Lady Tremaine’s decision subverts her traditional role as the villain of the Cinderella story and casts her the hero of the tale. When she confronts the queen about Simeon and demands that she end the engagement, Sigrid tells her, “You do not have a choice” (267). Lady Tremaine could accept Sigrid’s words as an edict and a threat, but she chooses to defy the queen and pursues a dangerous villain, putting her life at risk for the sake of Elin, Mathilde, and Rosamund. In saving Elin, Lady Tremaine models her true values for her daughters: honor, truth, and agency over status, wealth, comfort, and the illusion of ease and happiness. In the classic fairy tale, the stepmother and stepsisters are punished, while Cinderella is “rewarded” with a happy, royal marriage to a prince. Here, Hochhauser frames marriage to the prince as a form of damnation rather redemption.

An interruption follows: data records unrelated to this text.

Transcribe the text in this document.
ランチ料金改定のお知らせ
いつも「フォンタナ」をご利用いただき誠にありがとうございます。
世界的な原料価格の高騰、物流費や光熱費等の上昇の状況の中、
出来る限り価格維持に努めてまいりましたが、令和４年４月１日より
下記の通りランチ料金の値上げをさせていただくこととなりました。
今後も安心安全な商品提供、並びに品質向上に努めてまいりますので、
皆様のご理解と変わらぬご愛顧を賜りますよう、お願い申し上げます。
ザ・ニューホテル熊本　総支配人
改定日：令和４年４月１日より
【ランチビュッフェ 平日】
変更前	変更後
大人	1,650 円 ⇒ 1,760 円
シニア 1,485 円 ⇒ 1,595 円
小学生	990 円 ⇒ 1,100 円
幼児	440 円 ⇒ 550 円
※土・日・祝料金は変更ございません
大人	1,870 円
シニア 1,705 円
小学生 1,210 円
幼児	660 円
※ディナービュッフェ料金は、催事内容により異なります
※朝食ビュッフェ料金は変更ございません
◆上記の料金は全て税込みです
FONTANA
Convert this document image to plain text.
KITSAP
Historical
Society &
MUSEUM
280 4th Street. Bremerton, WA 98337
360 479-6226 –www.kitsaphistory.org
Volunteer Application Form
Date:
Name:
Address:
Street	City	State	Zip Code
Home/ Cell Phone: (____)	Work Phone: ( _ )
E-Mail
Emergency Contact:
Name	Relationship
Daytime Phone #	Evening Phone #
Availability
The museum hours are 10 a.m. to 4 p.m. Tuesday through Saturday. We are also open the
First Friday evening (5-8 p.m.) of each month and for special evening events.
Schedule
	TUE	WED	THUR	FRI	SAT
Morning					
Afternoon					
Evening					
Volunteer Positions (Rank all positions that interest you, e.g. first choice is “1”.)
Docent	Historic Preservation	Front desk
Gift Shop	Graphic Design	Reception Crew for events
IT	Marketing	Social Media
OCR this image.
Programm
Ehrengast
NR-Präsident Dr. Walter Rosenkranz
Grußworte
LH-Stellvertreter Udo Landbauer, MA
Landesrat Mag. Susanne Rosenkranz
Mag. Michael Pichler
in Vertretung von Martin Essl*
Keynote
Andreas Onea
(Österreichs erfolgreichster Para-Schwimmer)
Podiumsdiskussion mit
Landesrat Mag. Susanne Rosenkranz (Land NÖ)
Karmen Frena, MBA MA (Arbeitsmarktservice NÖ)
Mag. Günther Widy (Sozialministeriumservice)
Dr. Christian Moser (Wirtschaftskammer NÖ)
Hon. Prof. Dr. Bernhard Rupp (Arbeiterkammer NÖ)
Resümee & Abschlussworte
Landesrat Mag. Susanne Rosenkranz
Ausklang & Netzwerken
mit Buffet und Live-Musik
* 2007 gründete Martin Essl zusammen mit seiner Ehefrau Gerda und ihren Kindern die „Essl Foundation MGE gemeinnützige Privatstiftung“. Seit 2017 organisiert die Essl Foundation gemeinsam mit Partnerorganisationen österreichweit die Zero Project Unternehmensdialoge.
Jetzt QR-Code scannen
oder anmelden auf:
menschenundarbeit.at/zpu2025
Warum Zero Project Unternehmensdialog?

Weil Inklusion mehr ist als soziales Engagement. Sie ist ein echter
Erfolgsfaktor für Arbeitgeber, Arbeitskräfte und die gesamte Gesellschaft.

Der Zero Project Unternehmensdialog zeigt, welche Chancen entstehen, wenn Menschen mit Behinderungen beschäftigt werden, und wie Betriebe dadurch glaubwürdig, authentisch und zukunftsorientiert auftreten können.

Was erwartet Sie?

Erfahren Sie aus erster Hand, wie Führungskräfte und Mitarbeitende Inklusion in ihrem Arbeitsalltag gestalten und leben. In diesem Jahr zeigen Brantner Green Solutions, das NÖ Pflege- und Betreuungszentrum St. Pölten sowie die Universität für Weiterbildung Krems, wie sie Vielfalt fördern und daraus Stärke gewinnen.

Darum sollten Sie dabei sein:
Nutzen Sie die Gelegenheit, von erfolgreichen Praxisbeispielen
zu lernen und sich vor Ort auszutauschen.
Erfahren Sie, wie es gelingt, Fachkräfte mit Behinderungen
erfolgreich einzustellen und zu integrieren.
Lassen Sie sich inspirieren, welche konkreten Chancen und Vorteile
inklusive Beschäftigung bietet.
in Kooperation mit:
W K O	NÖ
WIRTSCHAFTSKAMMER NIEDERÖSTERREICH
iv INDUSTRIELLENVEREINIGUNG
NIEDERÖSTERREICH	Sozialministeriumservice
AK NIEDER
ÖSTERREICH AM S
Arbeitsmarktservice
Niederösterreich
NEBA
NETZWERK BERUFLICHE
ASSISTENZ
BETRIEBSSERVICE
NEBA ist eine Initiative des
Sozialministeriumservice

The Epilogue redefines the “happily ever after” ending for Lady Tremaine and her family. In Disney’s Cinderella, living “happily ever after” is defined by achieving riches and royalty. In Hochhauser’s retelling, the characters find happiness in casting off social expectations, embracing a simpler life, and choosing close relationships with their family at home. As Lady Tremaine herself asks at the novel’s end, “You tell me. Is this a happy ending?” (334). In the story’s final moments, Hochhauser has Lady Tremaine break the fourth wall and address the reader directly, encouraging the reader to interrogate the ways that traditional happy endings are prescribed by cultural myths and entrenched systems of power. Hochhauser’s narrative prompts the reader to rethink whether a heteronormative marriage to a wealthy and powerful man truly is the ultimate end for a female protagonist. Her conclusion presents an alternate form of happiness—a group of unmarried women living together, raising hawks, and tending a crumbling manor—as equally valid.